Though the state is investing in microgrid development, uncertainties remain about how widespread the deployment will be. Today, California has roughly 90 microgrids, a count that reflects only larger systems that can provide power to multiple buildings or use more than one energy resource. Ryan Hanna, an assistant research scientist at UCSD’s Center for Energy Research, expects future growth will most likely be isolated to areas with “niche” circumstances, like hospitals and data centers.
“I think microgrids are terrific opportunities and means to improve reliability and resilience for the customers who really need it and are willing to pay,” he said. “I don’t, however, think it’s a terrific all-in strategy for the grid as a whole.”
Hanna worries that reliance on microgrids could divide California’s grid and create competition rather than encouraging investment in reliable electricity service as a public good. Overall, microgrids can be expensive—they’re often designed on an individual basis, and if a customer wants longer periods of backup power, the costs of adding more energy storage cause the price to climb. And while microgrids can be cost-competitive with California’s relatively expensive electricity, Hanna says that gas generators are likely to prove a more economic choice for shorter outages.
Perera pointed out that the increasing frequency of climate-fueled disasters, from wildfires to severe storms, could change the economic calculus behind installing microgrid systems, as could further declines in battery prices. In some California communities, outages are no longer short or infrequent: They can occasionally last for days, or short outages can afflict the same area in rapid succession. And more than 11 million Californians (about a quarter of the state population) live in the vulnerable “wildland-urban interface,” where human development meets burn-ready fuels.
“For most locations, the wildfire [threat] is not just two hours of the year,” he said. “Due to climate change, we face these extreme climate events quite frequently, and this frequency is increasing.”

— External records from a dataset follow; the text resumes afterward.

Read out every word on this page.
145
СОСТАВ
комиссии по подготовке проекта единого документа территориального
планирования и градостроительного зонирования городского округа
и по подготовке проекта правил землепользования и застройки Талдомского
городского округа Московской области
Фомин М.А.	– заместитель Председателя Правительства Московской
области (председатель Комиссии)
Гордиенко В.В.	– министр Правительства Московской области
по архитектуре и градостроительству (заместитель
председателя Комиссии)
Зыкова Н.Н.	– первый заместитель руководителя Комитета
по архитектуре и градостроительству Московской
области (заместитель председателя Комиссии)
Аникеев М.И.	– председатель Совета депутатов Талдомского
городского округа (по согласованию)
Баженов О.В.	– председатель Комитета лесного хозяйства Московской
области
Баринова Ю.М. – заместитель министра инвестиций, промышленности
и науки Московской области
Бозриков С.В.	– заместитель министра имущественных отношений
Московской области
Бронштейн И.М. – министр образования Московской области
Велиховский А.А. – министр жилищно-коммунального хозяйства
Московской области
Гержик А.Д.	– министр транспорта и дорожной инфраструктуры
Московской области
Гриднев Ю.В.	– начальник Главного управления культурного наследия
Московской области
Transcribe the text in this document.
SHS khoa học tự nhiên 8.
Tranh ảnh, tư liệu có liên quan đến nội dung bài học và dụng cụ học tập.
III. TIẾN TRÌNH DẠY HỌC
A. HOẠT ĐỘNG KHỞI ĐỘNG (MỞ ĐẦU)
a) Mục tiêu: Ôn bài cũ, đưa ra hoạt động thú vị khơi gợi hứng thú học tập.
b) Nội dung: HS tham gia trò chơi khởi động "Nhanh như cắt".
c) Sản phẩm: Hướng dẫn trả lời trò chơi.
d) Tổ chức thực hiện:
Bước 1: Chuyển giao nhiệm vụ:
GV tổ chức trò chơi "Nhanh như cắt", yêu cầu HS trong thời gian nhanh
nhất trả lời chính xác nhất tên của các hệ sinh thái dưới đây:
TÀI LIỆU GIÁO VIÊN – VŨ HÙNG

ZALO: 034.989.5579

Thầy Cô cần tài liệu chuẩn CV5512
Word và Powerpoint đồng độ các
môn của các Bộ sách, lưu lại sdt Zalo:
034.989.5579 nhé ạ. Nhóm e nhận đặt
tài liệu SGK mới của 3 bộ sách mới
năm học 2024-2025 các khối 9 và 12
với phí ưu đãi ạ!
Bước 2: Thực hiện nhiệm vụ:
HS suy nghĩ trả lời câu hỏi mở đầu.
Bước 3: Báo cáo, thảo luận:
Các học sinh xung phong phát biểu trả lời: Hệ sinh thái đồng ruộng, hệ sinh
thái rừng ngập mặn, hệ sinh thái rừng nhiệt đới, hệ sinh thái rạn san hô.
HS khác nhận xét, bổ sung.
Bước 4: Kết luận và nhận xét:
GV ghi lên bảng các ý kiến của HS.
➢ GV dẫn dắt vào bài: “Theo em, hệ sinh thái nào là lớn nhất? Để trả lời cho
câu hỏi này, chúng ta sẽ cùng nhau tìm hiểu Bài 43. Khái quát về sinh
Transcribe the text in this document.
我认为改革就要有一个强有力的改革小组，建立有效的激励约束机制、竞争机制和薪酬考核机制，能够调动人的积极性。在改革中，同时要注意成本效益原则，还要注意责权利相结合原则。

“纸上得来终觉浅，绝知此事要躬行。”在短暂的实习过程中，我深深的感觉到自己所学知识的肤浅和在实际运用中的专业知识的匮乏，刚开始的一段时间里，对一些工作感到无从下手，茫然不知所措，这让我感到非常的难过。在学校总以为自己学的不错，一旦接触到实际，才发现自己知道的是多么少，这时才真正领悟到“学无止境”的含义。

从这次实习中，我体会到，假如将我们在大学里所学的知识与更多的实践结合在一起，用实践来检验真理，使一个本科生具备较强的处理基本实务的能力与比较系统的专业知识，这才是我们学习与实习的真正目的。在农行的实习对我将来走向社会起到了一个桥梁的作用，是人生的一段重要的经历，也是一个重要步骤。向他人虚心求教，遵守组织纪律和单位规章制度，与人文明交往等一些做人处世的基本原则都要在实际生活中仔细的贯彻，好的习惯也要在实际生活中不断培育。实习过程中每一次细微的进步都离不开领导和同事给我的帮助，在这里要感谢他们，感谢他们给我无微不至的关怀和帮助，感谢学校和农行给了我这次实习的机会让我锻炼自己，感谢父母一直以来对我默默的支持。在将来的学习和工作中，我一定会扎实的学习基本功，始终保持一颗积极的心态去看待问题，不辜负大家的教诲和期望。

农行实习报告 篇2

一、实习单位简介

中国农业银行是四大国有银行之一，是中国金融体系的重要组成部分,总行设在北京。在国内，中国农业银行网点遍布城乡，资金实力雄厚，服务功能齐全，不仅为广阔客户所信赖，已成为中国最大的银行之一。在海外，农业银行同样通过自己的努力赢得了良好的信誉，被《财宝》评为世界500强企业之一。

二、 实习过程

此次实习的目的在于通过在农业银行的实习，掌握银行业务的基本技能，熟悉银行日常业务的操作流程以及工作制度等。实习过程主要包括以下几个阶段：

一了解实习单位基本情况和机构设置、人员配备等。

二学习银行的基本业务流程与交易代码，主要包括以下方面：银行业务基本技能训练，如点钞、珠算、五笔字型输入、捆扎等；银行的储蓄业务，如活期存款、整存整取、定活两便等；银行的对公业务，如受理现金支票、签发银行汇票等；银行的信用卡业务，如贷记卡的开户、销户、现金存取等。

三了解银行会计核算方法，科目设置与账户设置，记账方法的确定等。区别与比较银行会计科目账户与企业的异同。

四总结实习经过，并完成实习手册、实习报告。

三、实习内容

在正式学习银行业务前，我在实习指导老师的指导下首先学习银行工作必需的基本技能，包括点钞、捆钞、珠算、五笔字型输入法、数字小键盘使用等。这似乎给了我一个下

Perera and his colleagues did not assess whether communities that otherwise appear to be good candidates for microgrids would be able to pay to get one. Many of the areas where microgrids could provide relief are not affluent and would likely have difficulty paying the up-front cost, even if the economics work out over the 20- to 25-year life span of a project. And after two decades elapse, Hanna notes, the system could lag behind California’s grid in the percentage of power it gets from renewable energy.
Assessing whether a system is worth it, he says, depends on how valuable reliability is to the customer and whether the customer can pay for it.
“It’s up to us as a society to figure out what that trade-off point is: how much are we willing to pay for electricity versus how much we’re willing to have these unreliable moments,” he said.
Given that extreme wildfires are expected to increase as climate change advances, Hidalgo-Gonzalez suggests that the state needs to start looking beyond economics, weighing the cost against the current grid’s ability to consistently fill a basic need: electricity.
“It will be more expensive if we go in the direction of microgrid deployment, but I think now we’re at the crossroads where it’s not just about economics, but it’s about access,” she said.